Acceleration of fibrinolysis by ultrasound in a rabbit ear model of small vessel injury.

High frequency ultrasound has been previously shown to accelerate fibrinolysis in vitro at intensities that are potentially applicable for noninvasive administration clinically. To extend these findings in vivo, we have investigated the effects of ultrasound on fibrinolysis induced by streptokinase in a rabbit model of small vessel injury. Full thickness puncture wounds were made in rabbit ears with a scalpel blade. The rabbits were rested for 2-3 hours after cessation of bleeding to allow maturation of hemostatic plugs. Saline or streptokinase was then infused intravenously, and ultrasound was applied to some lesions at 1 MHz with a 50% duty cycle at 1 W/cm2 net intensity. Ear lesions in rabbits treated with saline showed no bleeding after 30 minutes whether they were exposed to ultrasound or not.
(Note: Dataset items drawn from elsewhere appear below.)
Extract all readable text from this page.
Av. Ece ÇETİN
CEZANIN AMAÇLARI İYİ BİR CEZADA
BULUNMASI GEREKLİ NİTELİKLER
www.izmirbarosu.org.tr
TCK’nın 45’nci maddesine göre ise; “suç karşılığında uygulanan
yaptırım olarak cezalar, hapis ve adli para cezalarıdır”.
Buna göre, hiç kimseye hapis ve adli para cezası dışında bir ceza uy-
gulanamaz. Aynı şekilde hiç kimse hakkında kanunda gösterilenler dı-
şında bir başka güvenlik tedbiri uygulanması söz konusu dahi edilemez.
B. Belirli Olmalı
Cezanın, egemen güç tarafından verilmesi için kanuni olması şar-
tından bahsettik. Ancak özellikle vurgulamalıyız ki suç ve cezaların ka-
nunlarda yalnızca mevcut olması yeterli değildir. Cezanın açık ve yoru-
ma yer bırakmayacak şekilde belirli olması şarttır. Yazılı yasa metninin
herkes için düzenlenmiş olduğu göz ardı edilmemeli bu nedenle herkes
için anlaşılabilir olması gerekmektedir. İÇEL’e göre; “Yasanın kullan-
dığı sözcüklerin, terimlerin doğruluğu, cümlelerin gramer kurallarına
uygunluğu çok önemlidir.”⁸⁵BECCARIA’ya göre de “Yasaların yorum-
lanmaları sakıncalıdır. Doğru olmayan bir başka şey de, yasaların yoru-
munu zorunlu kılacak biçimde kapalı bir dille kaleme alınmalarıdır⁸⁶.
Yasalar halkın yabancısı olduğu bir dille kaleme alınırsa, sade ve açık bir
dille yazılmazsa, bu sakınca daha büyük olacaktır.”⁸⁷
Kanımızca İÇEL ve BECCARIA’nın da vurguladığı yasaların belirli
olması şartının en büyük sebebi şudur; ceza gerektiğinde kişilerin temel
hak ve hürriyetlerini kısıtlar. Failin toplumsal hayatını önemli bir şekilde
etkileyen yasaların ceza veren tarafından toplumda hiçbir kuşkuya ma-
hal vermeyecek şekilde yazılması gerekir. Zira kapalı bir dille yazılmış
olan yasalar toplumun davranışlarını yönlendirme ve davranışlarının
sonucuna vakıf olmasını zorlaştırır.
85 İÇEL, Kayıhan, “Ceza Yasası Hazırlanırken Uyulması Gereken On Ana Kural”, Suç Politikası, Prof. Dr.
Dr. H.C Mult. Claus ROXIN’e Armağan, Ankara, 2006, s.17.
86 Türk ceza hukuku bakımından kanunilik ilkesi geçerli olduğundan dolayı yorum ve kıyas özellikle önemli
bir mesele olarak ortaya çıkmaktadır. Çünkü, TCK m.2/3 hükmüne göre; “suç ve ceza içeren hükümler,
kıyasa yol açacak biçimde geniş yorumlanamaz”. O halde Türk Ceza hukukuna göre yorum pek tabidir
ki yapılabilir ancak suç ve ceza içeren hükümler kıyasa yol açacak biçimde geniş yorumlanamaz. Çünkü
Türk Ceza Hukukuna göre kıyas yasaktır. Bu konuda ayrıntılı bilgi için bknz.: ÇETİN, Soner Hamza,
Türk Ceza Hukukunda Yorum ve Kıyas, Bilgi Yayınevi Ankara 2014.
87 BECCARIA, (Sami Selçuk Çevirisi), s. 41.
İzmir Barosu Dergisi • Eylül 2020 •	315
Streptokinase alone induced bleeding after 19.7 +/- 5.5 minutes. Application of ultrasound significantly reduced the time to bleeding in streptokinase treated rabbits to 7.5 +/- 3.9 minutes (p < .002). The times to bleeding with "sham" ultrasound (18.8 +/- 5.6 minutes) and heating of the ear (18.0 +/- 5.6 minutes) during streptokinase administration were not significantly different compared to streptokinase alone. Histologic examination revealed that application of ultrasound resulted in a mild increase in interstitial edema and accumulation of polymorphonuclear leukocytes but did not cause vascular or other tissue damage. We conclude that the noninvasive, percutaneous application of ultrasound significantly accelerated streptokinase-induced fibrinolysis in this rabbit model of small vessel injury.